Amazon.com, Alphabet and Facebook have upended the establishments in retailing, advertising and media — so it may not come as a surprise that their pay plans are unusual too.

The three set themselves apart from other Standard & Poor's 500 index companies by paying bosses almost exclusively in stock grants that are free from any links to performance goals. Many of the biggest U.S. companies tie most of their top executives' pay to targets disclosed in regulatory filings, according to the Bloomberg Pay Index.

Paying in stock rather than cash helps boards align management rewards with performance, and tying those grants to specific financial or operational milestones can reinforce that approach. Yet, for businesses in hot industries like tech, boards may prefer plans that don't reveal company targets and that help retain highly sought-after executives by guaranteeing their potential payouts.

“A pay program that isn't strictly bound to a formula gives the board more latitude to adjust to situations in real time,” said Steven Hall Jr., a consultant at executive compensation advisory firm Steven Hall & Partners. “And how much detail do you really want to disclose in proxy filings and reveal to competitors?”

Amazon avoids linking compensation to performance criteria because doing so “could cause employees to focus solely on short-term returns at the expense of long-term growth and innovation,” according to a filing. The company typically grants executives biennial stock awards that vest over six years.

Google parent Alphabet also grants equity every other year, a strategy it has said “encourages executives to take a long-term view.”

The payout isn't contingent on performance objectives and typically happens over several years. Executives have previously been eligible for discretionary annual bonuses based on individual and company achievements. Those were eliminated this year for most participants, a filing shows.

Spokesmen for Amazon, Alphabet and Facebook declined to comment.

In an industry in which ideas are plentiful but talent is scarce, companies are racing to recruit engineers and executives able to upend existing business models with promises of equity-laden pay packages. That's helped drive compensation at tech's top echelon to levels rarely seen since the financial services industry before the 2008 crash. Examples include the $199 million grant awarded to Sundar Pichai after he was selected to run Google.

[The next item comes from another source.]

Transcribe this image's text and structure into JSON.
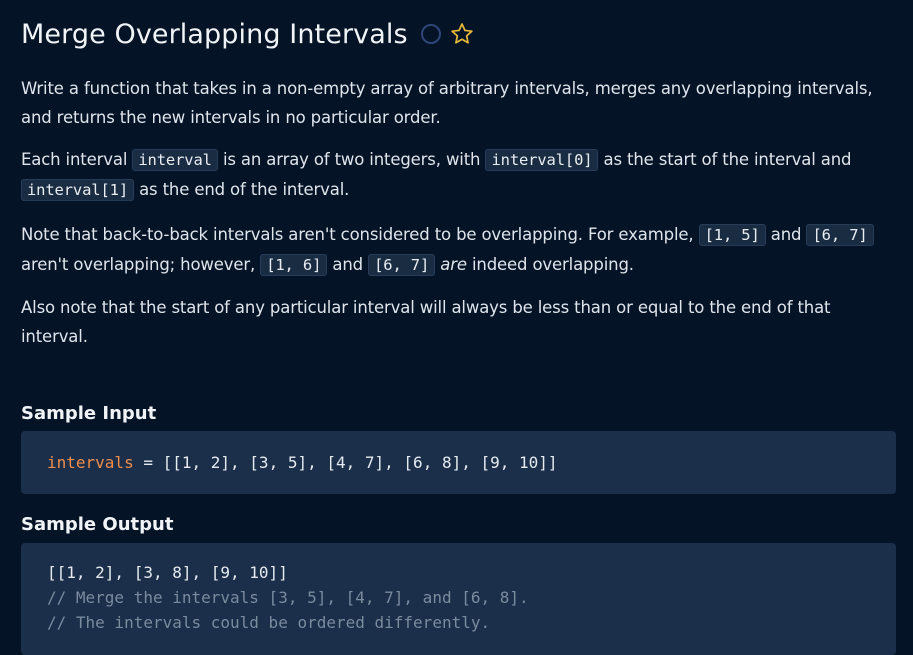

Big run-ups in share prices coupled with founders holding controlling stakes might have given some businesses leeway to use more liberal pay practices without upsetting investors, said David Larcker, a professor of accounting at Stanford Graduate School of Business.

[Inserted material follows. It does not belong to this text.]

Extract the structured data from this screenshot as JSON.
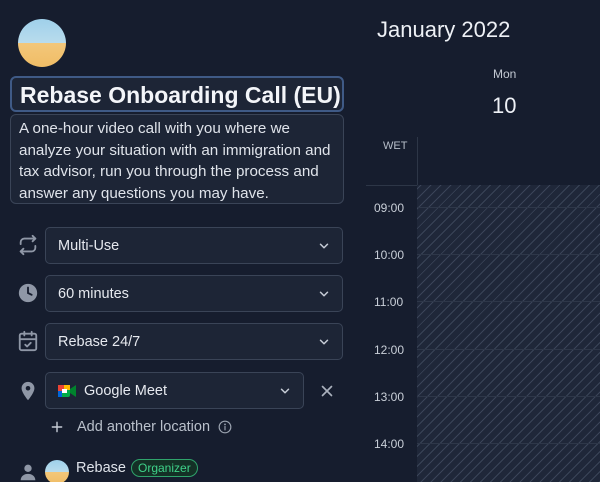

“Talent makes or breaks a company — that's true everywhere, but it's especially true here,” Larcker said of the tech industry. “If the view is, ‘This person is going to put us over the top and create multiples of what we're going to pay him,' then they're going to tailor that package to get that person.”

Facebook and Alphabet have latitude in pay decisions because their founders hold controlling stakes in the businesses, ensuring that they always pass advisory say-on-pay elections and secure approval to refill the supply of shares used to pay employees. Amazon founder Jeff Bezos owns a 17 percent stake in the online retailer. All three received more than 90 percent support in their most recent advisory shareholder votes on pay programs.

Shares awarded to Facebook founder Mark Zuckerberg's four top lieutenants in 2015 made up more than 80 percent of their total pay, compared with an average of 60 percent for S&P 500 CEOs, according to data compiled by Bloomberg. They will be fully vested by 2021 as long as the four remain employed by the company, a filing shows.

The executives are also eligible for annual bonuses based on goals including user-base growth and progress toward long-term investments. Facebook said it anticipates to increase the share of cash compensation to “move closer to market” relative to its peers, without specifying whether it'll be tied to performance.

Vesting periods of at least four years are necessary for companies that rely exclusively on time-based stock awards to “gear individuals toward taking a longer-term view,” said Aalap Shah, managing director at executive pay firm Pearl Meyer. But an absence of metrics from pay plans doesn't mean that executives don't have goals they must achieve to get paid, he said.

While investors and regulators have pressed companies to be transparent with compensation decisions, granular performance goals can be a window to a management team's plans. Avoiding that sort of disclosure can be a plus for tech companies that are navigating uncharted territory. IBM ties CEO Ginni Rometty's annual bonus and long-term awards to targets it didn't list in filings because they could “signal IBM's strategic focus areas.”

Outside Silicon Valley, top executives whose compensation isn't linked to goals are typically founders who already hold significant stakes in their businesses.